Los Angeles—Be ready for it. In the upcoming battle over the merits and disadvantages of Proposition 227, the “English for the Children” initiative, the most cited statistic may be that nearly three-fourths of Hispanic parents support it.
Let me repeat that, 75 percent of people with children most likely to be aided by the program, plan to support it on this year’s ballot. Doubtless, this will lead to snide remarks by Republicans, Libertarians, conservatives and the like, that the Democratic party is taking a position which forces minority groups into programs that they don’t like. They will say that, like Southern Democrats in the 1960s, with their “separate but equal” consideration, today’s Democratic leaders are telling parents how their children are best taught.

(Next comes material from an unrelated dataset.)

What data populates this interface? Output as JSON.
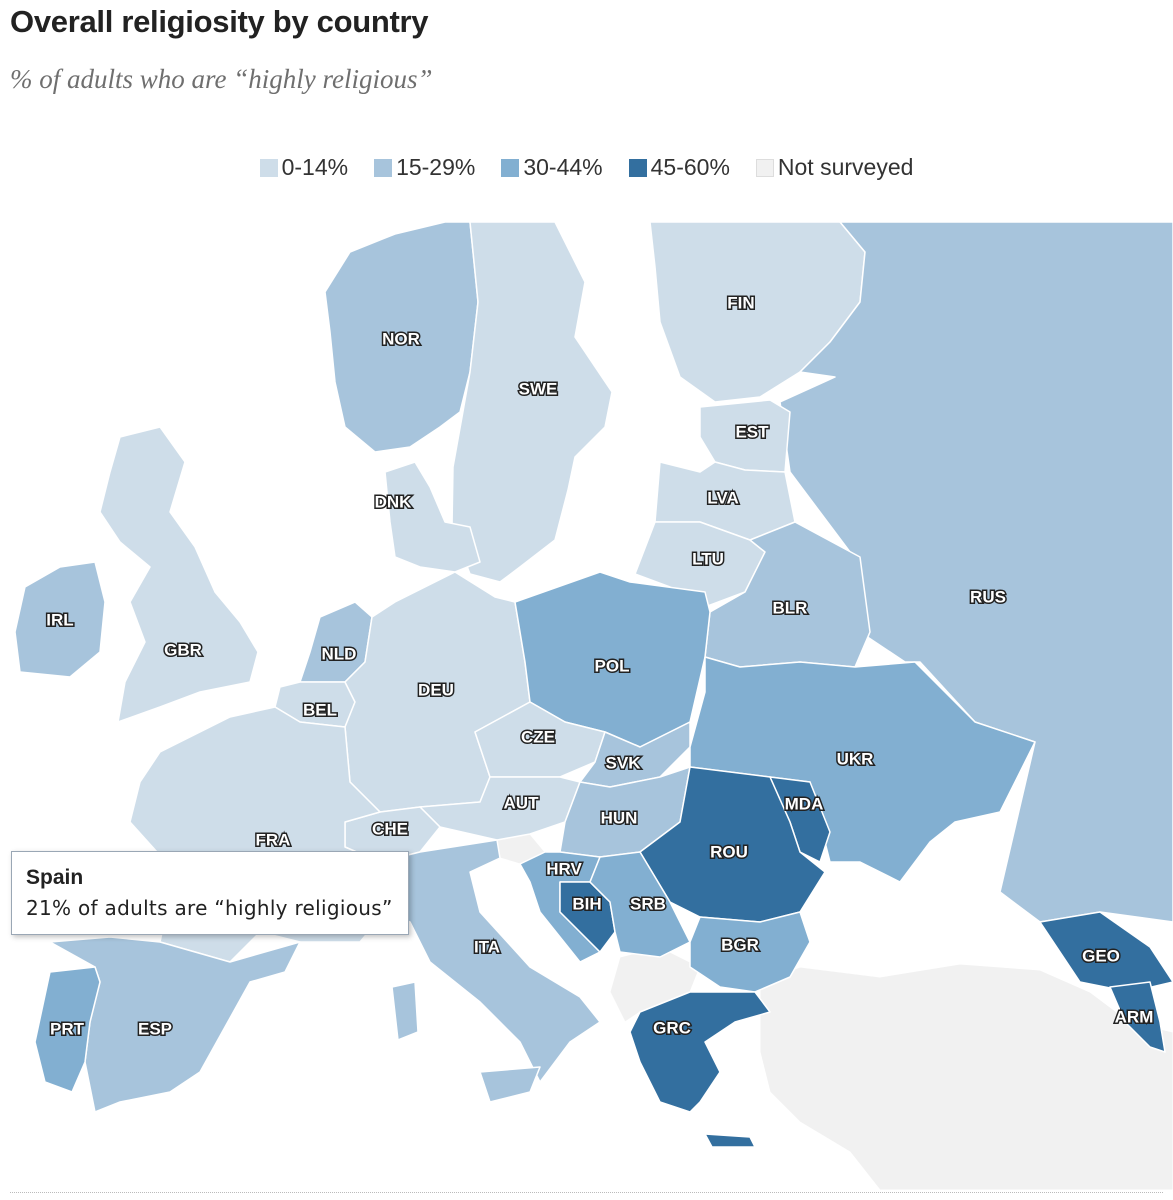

Proposition 227 supporters need to be careful about this analogy; there are ways that it does not apply at all. Most significantly, California’s Democratic leaders who oppose the measure are obviously not the racists that the Southerners were. While the Southerners’ motivation was to keep African Americans out of the good schools that white children were privileged to attend, most opponents of Proposition 227 are interested in giving Hispanic children a fair shake despite their linguistic disadvantage in the education system. Opponents of the measure are taking a moral high ground and the prudent position in trying to ensure that every child has the ability to achieve all that they can.
There is, however, a significant way in which the two situations are similar, and I suspect it is the primary cause of the Hispanic support for the measure. In both cases, children are separated out of the mainstream to be given a different education. Children were, de jure, allowed to be treated differently, with the goal of getting all children to the same end point with, ostensibly, the same opportunity. As all of us know, this never was the case under “separate but equal” schooling, and I suggest that it is not often the case under current bilingual programs.
Hispanic parents don’t want their children in these programs for the same reason that the parents of mildly retarded children don’t want their children in special programs. When one pegs a child as needing extra help and removes them from the mainstream, they make it very hard for the child to get back to the normal level. People want their children to have a fair shake, and they don’t see this happening in the bilingual special programs.
Of course, it doesn’t have to be this way. In the perfect world, enough resources should be poured into bilingual special programs that they will, in actuality, give Hispanic children an equal chance with the English speaking children. In the perfect world, there should be bilingual education to make up for the disadvantages that are completely beyond the child’s control. Unfortunately, this world is far from perfect, and separate is inherently unequal. Bilingual education is going to help some children and disadvantage others. It now becomes a matter of pragmatics as to which technique will work better. It is clear that history and educators are on different sides of this debate. American history tells of immigrants coming to the melting pot and their children finding a way to assimilate by submersion in English. A majority of teachers, who work with the children on a daily basis, believe the children are better taught their way, with bilingual programs. Parents think their children are best taught by submersion. I think it may be different for different children.
Before I close I would like to put one last wrinkle in the debate. It should be noted that Proposition 227 allows for some children to use a limited bilingual program with parental permission and some requirements. These requirements are obviously designed to make it so that not all Hispanic parents are able to put their children in the program. However, given that 75 percent of them don’t like it anyway, I don’t think that’s going to be a problem.